Regarding thermal treatments, although they have excellent results, they are associated with significant energy expenditure and have a substantial environmental impact, particularly in terms of air pollution. Therefore, hydrometallurgical treatments hold an advantage in their application.

The challenges in hydrometallurgical treatment include utilizing more environmentally friendly solvents to recover the valuable metals present in the solar panels and minimize the risks of contamination during the recycling process. These green solvents have been successfully used in other studies to treat ore and electronic waste, indicating promising extraction percentages.

One of the limitations of this analysis or review is the scarcity or lack of information about companies, largely because the industrial secrets of their processes are of great interest. This clearly constrains the analysis, making it difficult to propose precise implementations based on available information. It is possible that advancements in research are being applied or could be complemented with what is already available on an industrial scale, but without detailed information, precise recommendations cannot be made.

6. Conclusions

It can be generalized that there are three main types of treatment for PV: mechanical, chemical, and thermal, which are investigated and mentioned in most studies related to panel recycling. On the one hand, mechanical treatment has been identified as one of the most complex stages of the process due to the flexibility of the panels. Processes such as electrohydraulic fragmentation (EHF) and high voltage fragmentation (HVF) have been studied; these reduce the size of the PV components and concentrate them in such a way that a greater selectivity of the components is achieved, improving and facilitating the separation process.

Chemical treatment, such as chemical etching, is mainly based on the dissolution of EVA by some reagents to recover the valuable materials of PV panels. These processes obtain high levels of recovery, but the high consumption of chemicals and/or both liquid and gaseous waste produced during treatment makes it difficult for them to be viable industrial processes. Additionally, they pose greater difficulty and cost in recycling processes.

The thermal method, such as pyrolysis, can separate the layered structure and facilitate the elimination of EVA, rendering it an efficient treatment. However, this process generates other undesirable gaseous products such as acetic acid and methane in the decomposition of EVA, which should be processed to minimize their environmental impact.

Regarding patented technological developments for PV panel recycling, most of them present mechanical separation plus another type of treatment (chemical or thermal) as the complete PV recycling process. However, these present one of the greatest uncertainties because there are parts of the process that remain a trade secret and are not disclosed in the published patent. This uncertainty could be reduced if there were greater access to this information. One way to overcome this obstacle is through cross-reference information, as was carried out in this study, which involves analyzing the three sources and finding patterns or trends.
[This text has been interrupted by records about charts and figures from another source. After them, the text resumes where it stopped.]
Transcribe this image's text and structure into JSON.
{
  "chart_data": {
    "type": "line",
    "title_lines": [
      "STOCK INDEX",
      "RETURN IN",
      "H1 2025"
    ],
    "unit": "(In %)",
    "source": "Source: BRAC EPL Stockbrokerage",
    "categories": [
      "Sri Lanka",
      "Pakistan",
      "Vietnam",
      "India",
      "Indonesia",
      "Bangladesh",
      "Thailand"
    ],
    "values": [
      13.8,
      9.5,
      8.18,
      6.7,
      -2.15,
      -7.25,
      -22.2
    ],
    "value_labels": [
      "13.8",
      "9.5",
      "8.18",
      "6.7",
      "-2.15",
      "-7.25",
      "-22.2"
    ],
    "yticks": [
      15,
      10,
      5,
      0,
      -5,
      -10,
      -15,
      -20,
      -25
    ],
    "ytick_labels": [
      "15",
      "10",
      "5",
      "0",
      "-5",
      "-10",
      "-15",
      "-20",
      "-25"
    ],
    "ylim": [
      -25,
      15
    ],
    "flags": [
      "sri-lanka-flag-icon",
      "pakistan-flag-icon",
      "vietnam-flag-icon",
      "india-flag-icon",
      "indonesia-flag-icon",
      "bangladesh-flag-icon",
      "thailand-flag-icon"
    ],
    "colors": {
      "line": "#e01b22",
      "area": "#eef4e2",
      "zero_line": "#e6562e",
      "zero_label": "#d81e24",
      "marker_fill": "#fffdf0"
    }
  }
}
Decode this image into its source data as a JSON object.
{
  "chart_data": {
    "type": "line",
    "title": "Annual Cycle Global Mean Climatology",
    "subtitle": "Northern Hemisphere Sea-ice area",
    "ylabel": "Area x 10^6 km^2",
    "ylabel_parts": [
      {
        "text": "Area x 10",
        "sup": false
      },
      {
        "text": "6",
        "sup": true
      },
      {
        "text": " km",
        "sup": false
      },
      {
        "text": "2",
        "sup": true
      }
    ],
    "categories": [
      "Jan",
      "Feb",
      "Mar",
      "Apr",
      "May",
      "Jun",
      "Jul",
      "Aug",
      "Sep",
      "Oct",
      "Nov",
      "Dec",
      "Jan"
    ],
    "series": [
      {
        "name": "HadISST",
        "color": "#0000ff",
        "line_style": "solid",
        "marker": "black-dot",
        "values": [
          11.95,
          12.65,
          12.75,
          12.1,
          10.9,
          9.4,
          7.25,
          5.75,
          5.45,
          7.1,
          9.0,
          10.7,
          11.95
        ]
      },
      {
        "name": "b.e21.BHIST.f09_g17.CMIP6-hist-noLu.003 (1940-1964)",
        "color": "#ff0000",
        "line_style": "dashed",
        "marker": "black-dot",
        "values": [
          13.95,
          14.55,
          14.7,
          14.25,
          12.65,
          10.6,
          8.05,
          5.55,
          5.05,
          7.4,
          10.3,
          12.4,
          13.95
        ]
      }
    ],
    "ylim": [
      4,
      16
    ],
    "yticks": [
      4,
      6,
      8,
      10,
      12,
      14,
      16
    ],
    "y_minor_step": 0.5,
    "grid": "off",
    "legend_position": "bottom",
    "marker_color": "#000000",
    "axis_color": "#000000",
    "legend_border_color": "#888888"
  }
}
This approach allowed us to conclude that the biggest problem in recycling is the elimination of EVA and size reduction to release the material of interest, which is where most of the proposed works and processes were found.

Finally, as already mentioned, the number of photovoltaic panels that will be in disuse in the coming years is significant, underscoring the utmost importance of continuing research and patenting methods for PV recycling that are effective for resource recovery and have low environmental and economic impact.